Bolt far from convincing as Farah continues to dominate

Usain Bolt got his farewell to athletics off to an inauspicious start at the IAAF World Championships, while Mo Farah continued his domination of the 10,000 metres.

Bolt's highly-anticipated appearance on the track for the 100m heats was far from one of his most convincing, the eight-time Olympic champion recovering from a poor start to win and advance to Saturday's semi-finals.

There was no such concerns for another man who typically shines on the big occasion. Farah produced a world-leading time of 28 minutes and 49.51 seconds to successfully defend his 10,000m title in front of an adoring home crowd.

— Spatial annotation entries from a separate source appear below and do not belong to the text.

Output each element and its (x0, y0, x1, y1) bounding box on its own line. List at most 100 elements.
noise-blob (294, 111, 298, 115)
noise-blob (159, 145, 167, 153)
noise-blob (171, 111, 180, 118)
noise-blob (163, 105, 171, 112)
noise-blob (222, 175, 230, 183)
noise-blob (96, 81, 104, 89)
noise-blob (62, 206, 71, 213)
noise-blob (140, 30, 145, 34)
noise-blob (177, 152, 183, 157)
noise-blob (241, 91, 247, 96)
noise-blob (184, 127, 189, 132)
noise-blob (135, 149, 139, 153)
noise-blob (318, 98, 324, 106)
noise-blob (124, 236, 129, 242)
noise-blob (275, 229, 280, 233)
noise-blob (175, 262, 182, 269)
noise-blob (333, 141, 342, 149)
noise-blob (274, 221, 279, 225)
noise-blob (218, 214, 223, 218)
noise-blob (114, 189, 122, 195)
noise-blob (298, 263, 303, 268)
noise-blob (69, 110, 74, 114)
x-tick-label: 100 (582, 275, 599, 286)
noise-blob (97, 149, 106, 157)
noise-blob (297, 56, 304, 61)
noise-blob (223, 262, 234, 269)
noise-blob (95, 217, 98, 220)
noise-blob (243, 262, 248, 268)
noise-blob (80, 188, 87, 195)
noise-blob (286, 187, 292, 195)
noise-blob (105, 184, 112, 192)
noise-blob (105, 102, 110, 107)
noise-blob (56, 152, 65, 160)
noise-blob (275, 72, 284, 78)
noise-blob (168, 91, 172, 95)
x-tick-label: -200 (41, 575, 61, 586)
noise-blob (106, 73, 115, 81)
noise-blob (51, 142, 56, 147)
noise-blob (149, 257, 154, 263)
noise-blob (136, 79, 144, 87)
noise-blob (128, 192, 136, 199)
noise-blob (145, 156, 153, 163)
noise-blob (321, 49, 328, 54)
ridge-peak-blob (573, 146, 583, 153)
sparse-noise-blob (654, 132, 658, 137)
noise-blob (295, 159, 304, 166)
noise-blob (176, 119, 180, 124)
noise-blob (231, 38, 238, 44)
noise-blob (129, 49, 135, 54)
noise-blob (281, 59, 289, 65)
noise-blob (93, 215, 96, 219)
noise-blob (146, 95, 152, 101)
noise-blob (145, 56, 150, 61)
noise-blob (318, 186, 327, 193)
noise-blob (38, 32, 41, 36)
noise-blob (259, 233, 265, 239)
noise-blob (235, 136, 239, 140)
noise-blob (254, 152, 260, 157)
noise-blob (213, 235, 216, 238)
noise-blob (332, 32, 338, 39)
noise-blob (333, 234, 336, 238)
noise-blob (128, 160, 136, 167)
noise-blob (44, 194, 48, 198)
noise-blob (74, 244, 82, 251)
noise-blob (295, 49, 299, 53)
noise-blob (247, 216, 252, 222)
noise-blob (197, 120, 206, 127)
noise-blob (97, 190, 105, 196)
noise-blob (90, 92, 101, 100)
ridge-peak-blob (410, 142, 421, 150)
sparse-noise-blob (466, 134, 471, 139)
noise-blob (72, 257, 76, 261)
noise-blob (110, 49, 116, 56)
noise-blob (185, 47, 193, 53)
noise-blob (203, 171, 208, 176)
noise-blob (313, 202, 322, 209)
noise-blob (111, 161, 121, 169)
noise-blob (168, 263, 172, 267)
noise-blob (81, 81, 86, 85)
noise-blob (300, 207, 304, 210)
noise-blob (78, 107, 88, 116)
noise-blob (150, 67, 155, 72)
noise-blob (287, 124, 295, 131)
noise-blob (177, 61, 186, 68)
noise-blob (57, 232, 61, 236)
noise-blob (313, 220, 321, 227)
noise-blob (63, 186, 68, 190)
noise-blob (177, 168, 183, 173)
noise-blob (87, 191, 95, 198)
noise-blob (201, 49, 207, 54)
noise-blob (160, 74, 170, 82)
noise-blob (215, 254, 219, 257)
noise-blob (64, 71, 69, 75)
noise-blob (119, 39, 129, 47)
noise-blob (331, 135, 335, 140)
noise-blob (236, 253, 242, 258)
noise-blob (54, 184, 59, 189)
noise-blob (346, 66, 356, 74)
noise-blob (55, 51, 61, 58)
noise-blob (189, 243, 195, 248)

Although there were no upsets in the women's 1500m, there was a shock in the men's long jump as Olympic champion Jeff Henderson failed to qualify for the final.



As one of sport's greatest stories began its final chapter, Bolt received a rapturous welcome to the track at London Stadium.

A rapid finish secured him a time of 10.07 seconds - the eighth fastest of the heats - but his reaction and comments in the aftermath proved he was far from impressed.

"I have to get my start together. I can't keep doing this because if I do this in the final it will be over. I have to get my improvement going," said Bolt.

Fellow Jamaican Yohan Blake advanced but failed to win his heat, while Julian Forte and Christian Coleman were the standout performers.



The opening night of the championships concluded with Farah's bid for glory in the 10,000m and the home nation's biggest star certainly did not disappoint.

Farah was certainly tested as his rivals set a harsh pace, but there were still familiar scenes in the closing 100m as the reigning champion kicked clear to beat Joshua Cheptegei and Paul Tanui.

Incredibly, Farah has now won 10 major global finals in succession, this latest triumph his third 10,000m World Championship victory to go with three over 5000m and four Olympic golds.

Farah can double up once again if he wins the 5000m final next week.


Jeff Henderson took gold at the Olympics at Rio 2016 but will not follow up that success with a world title.

The American leapt 8.28m in Sacramento in June and was unable to replicate that, his final jump of 7.84m not enough to put him in the frame for a tilt at the medals.

"It's not what I wanted at all, I wanted to do better but I guess it's harder to come back after last year," Henderson said in reference to winning in Rio.

"I'm kind of sad I didn't get to go out here and get where I wanted to, but I guess I'll take something from it for next time."



Defending champion and Olympic silver medallist Genzebe Dibaba looked more than comfortable as she hung on the back of Great Britain's Jessica Judd before pushing on to win the first women's 1500m heat.

Her time of four minutes and 2.67 seconds was the fastest of the night, with 800m specialist Caster Semenya following her home with a season's best.

World leader Sifan Hassan moved up from the back at the start of the final lap to overtake home favourite Laura Muir and finish first, while reigning Olympic champion Faith Kipyegon also advanced.

"The event is very strong with Sifan and Caster, so it will be a very fast race I think," Dibaba said, looking ahead to the potential final.